Il a également été question, pour la directrice régionale, d’inviter la Tanzanie à coopérer, en acceptant la vaccination. Son président se dit méfiant quant aux vaccins anti-Covid et préconise l’utilisation des plantes locales. Matshidiso Moeti abonde dans le même sens, en matière de plaidoyer : ‘’Afin de casser la chaîne de transmission, j’insiste sur les gestes de prévention. Il faut diffuser de bonnes infos sur les variants et les vaccins. Tout le monde doit être prêt à l’accepter. Si une partie du monde n’est pas protégée, compte tenu de l’interdépendance économique de nos pays, cela risque d’affecter le reste du monde. Nous devons affronter cela ensemble et faire preuve d’une solidarité mondiale.’’

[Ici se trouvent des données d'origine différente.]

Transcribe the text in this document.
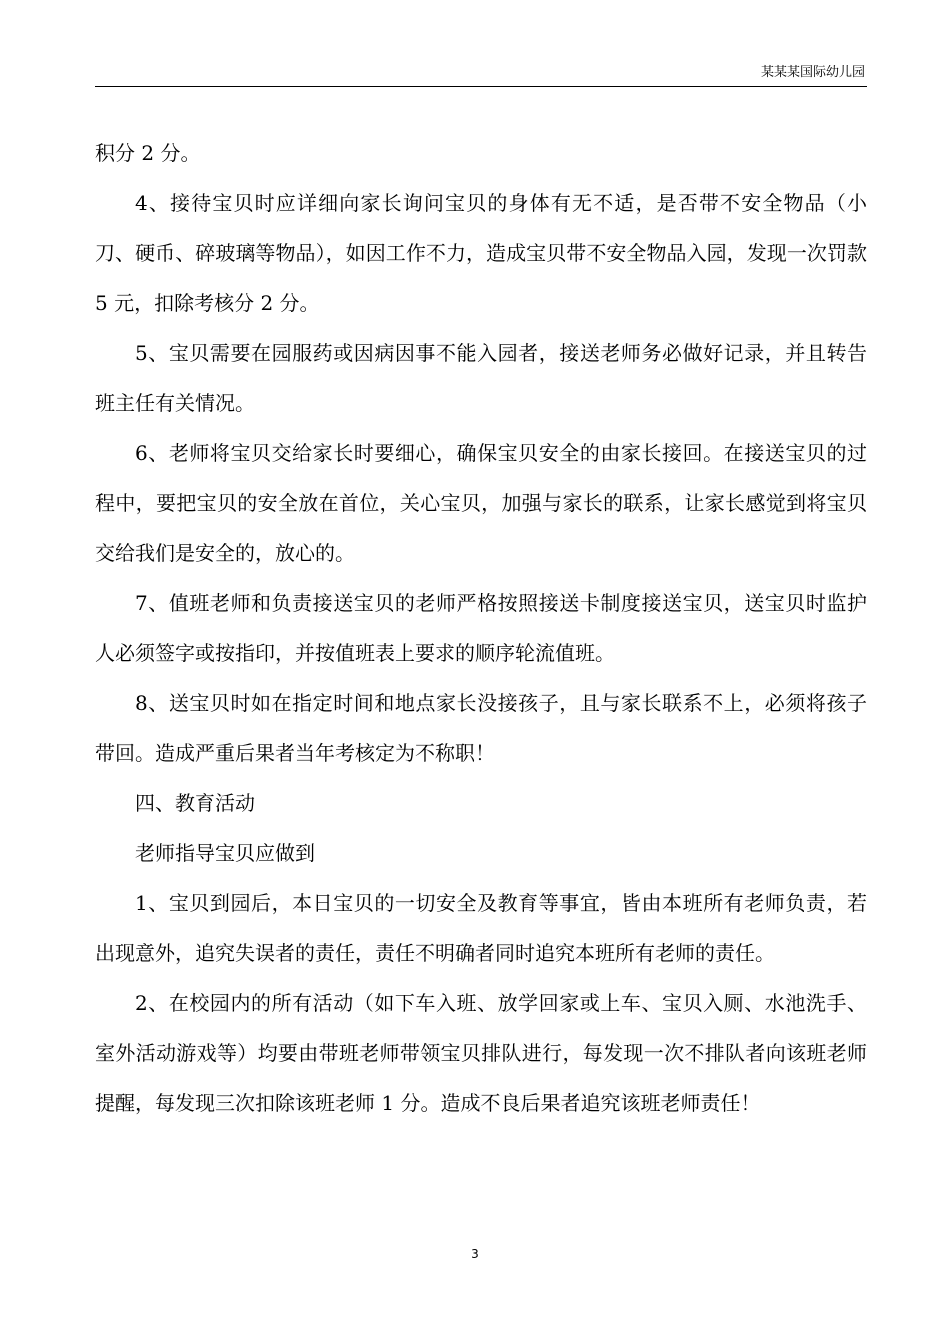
某某某国际幼儿园

积分 2 分。

4、接待宝贝时应详细向家长询问宝贝的身体有无不适，是否带不安全物品（小刀、硬币、碎玻璃等物品），如因工作不力，造成宝贝带不安全物品入园，发现一次罚款 5 元，扣除考核分 2 分。

5、宝贝需要在园服药或因病因事不能入园者，接送老师务必做好记录，并且转告班主任有关情况。

6、老师将宝贝交给家长时要细心，确保宝贝安全的由家长接回。在接送宝贝的过程中，要把宝贝的安全放在首位，关心宝贝，加强与家长的联系，让家长感觉到将宝贝交给我们是安全的，放心的。

7、值班老师和负责接送宝贝的老师严格按照接送卡制度接送宝贝，送宝贝时监护人必须签字或按指印，并按值班表上要求的顺序轮流值班。

8、送宝贝时如在指定时间和地点家长没接孩子，且与家长联系不上，必须将孩子带回。造成严重后果者当年考核定为不称职！

四、教育活动

老师指导宝贝应做到

1、宝贝到园后，本日宝贝的一切安全及教育等事宜，皆由本班所有老师负责，若出现意外，追究失误者的责任，责任不明确者同时追究本班所有老师的责任。

2、在校园内的所有活动（如下车入班、放学回家或上车、宝贝入厕、水池洗手、室外活动游戏等）均要由带班老师带领宝贝排队进行，每发现一次不排队者向该班老师提醒，每发现三次扣除该班老师 1 分。造成不良后果者追究该班老师责任！

3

Du côté de l’Afrique du Sud et du Mozambique, de nouveaux variants plus difficiles à neutraliser sont apparus. Et selon les chercheurs, le vaccin Moderna ne serait pas approprié pour l’Afrique. ‘’La surveillance génomique est très importante, de même que les essais en laboratoire pour voir comment le vaccin interagit avec le nouveau variant. On rêve d’avoir un vaccin à l’image de ceux contre la rougeole ou la poliomyélite, mais seule l’expérience nous dira si on aura un ou plusieurs vaccins. Il faut attendre pour voir l’efficacité des vaccins. Aujourd’hui, plus que jamais, aucun continent ne doit être marginalisé en matière de vaccin et de riposte. La planète doit faire un effort. Il y a une population ici qui a besoin d’être vaccinée’’, pense pour sa part le directeur de la Plateforme de recherche de l’université Kwazulu-Natal (Afrique du Sud) Tulio de Oliveira.